I have very stupid question :-) about understanding - what is gain error, that write in datasheets for differential-input delta-sigma ADSs (such as ADS1118 and etc.). In you terminology:

http://www.ti.com/lit/an/slaa587/slaa587.pdf

2.2.Gain Error

Gain error is:

1 - difference for full scale range

2 - difference for gain slope

For unipolar ADCs this two terms is same. But for bipolar ADCs this is same for case, if treat "full scale range" term as 1/2 of bipolar range.

I treat that +-2048mV bipolar range is 2048mV full scale range, and calculate 0.15% Gain Error is 2048 * 0.0015 = 3mV error when measure low(-2048mV) and high(+2048mV) input signals.

This is right???

Or i must use 4096mV full scale range for calculate gain errors from datasheet values???

  • Ilja,


    In general, your estimate works as an approximation of the gain error (taking the single-ended gain error). This is generally the case if the offset is moderately low.

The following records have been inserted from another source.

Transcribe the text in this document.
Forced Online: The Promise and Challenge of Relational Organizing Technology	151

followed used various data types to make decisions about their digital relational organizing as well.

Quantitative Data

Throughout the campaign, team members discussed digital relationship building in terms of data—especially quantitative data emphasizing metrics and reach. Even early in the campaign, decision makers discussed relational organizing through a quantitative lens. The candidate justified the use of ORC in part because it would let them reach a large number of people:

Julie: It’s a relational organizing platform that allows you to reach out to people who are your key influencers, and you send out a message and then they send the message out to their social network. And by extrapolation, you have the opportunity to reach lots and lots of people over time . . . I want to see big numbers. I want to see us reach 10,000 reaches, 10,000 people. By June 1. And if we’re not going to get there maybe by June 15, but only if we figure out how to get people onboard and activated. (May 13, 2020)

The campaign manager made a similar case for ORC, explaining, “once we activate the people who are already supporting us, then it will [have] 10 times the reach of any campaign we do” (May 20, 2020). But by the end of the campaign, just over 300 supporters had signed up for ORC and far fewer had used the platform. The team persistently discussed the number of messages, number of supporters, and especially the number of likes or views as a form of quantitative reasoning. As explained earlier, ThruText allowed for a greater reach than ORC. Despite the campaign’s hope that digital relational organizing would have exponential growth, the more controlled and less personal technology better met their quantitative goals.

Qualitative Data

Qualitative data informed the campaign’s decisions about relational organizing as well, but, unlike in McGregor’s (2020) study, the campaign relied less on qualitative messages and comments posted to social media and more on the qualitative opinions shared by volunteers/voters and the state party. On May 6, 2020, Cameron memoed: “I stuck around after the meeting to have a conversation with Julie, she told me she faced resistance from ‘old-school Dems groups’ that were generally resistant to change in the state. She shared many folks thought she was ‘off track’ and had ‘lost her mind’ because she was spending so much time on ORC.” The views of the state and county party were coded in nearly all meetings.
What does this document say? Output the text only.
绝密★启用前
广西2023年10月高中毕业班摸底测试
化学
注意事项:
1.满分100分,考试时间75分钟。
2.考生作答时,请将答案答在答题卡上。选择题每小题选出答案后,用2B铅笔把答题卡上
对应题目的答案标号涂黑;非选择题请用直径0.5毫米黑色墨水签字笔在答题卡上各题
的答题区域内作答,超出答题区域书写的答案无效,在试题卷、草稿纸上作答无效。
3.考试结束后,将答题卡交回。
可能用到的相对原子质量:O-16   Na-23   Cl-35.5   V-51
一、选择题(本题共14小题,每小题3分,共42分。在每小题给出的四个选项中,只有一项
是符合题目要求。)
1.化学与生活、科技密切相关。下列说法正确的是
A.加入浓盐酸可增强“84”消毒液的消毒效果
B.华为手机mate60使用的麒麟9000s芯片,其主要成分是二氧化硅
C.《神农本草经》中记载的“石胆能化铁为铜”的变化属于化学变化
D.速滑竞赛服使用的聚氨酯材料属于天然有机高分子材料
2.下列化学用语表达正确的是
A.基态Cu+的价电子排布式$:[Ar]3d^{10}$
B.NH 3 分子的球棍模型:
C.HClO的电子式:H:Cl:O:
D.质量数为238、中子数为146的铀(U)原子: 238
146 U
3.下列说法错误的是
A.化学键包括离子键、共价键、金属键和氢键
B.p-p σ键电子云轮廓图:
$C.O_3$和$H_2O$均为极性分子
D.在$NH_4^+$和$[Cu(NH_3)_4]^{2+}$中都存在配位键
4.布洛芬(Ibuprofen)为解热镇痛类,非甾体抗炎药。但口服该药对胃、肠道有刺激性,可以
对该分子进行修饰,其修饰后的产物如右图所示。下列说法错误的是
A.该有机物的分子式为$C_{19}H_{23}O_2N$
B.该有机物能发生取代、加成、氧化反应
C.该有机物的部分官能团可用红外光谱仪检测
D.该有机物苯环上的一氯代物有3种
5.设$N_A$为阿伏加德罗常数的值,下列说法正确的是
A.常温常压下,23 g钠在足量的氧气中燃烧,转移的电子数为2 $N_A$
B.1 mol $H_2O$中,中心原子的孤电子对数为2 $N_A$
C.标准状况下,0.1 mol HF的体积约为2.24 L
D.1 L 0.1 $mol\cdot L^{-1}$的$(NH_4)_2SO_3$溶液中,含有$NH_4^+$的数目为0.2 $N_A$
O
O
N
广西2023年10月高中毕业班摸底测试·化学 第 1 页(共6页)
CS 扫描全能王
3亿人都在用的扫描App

    For a differential input ADC, we make measurements across the full scale range. In gain of 1, this would generally be from +2.048 to -2.048. We record the input voltage, record the ADC data and generate a plot from the best fit line. The difference of the slope from the best fit line to the ideal line would be the gain error. The error with a 0V input would be the offset. If you take the best fit line, remove offset, and remove the gain error, the individual errors that you get would result in the integral non-linearity error.


    Joseph Wu
  • My conclusion from this:

    For calculate absolute error at full input range (ex. +-2048mV) I must use gain error from datasheet (ex. 0.15%) and full scale range is 1/2 bipolar range (2048mV) for proper calculation gain tail of absolute error? Dont look other errors (offset and etc.).

    Yes?

  • Ilja,



    I wouldn't say that you shouldn't look at the other errors. However, I will say that the offset and INL errors are generally going to be much smaller than the gain error in the measurement. This is especially the case when the measurement voltage is a larger part of the full-scale measurement.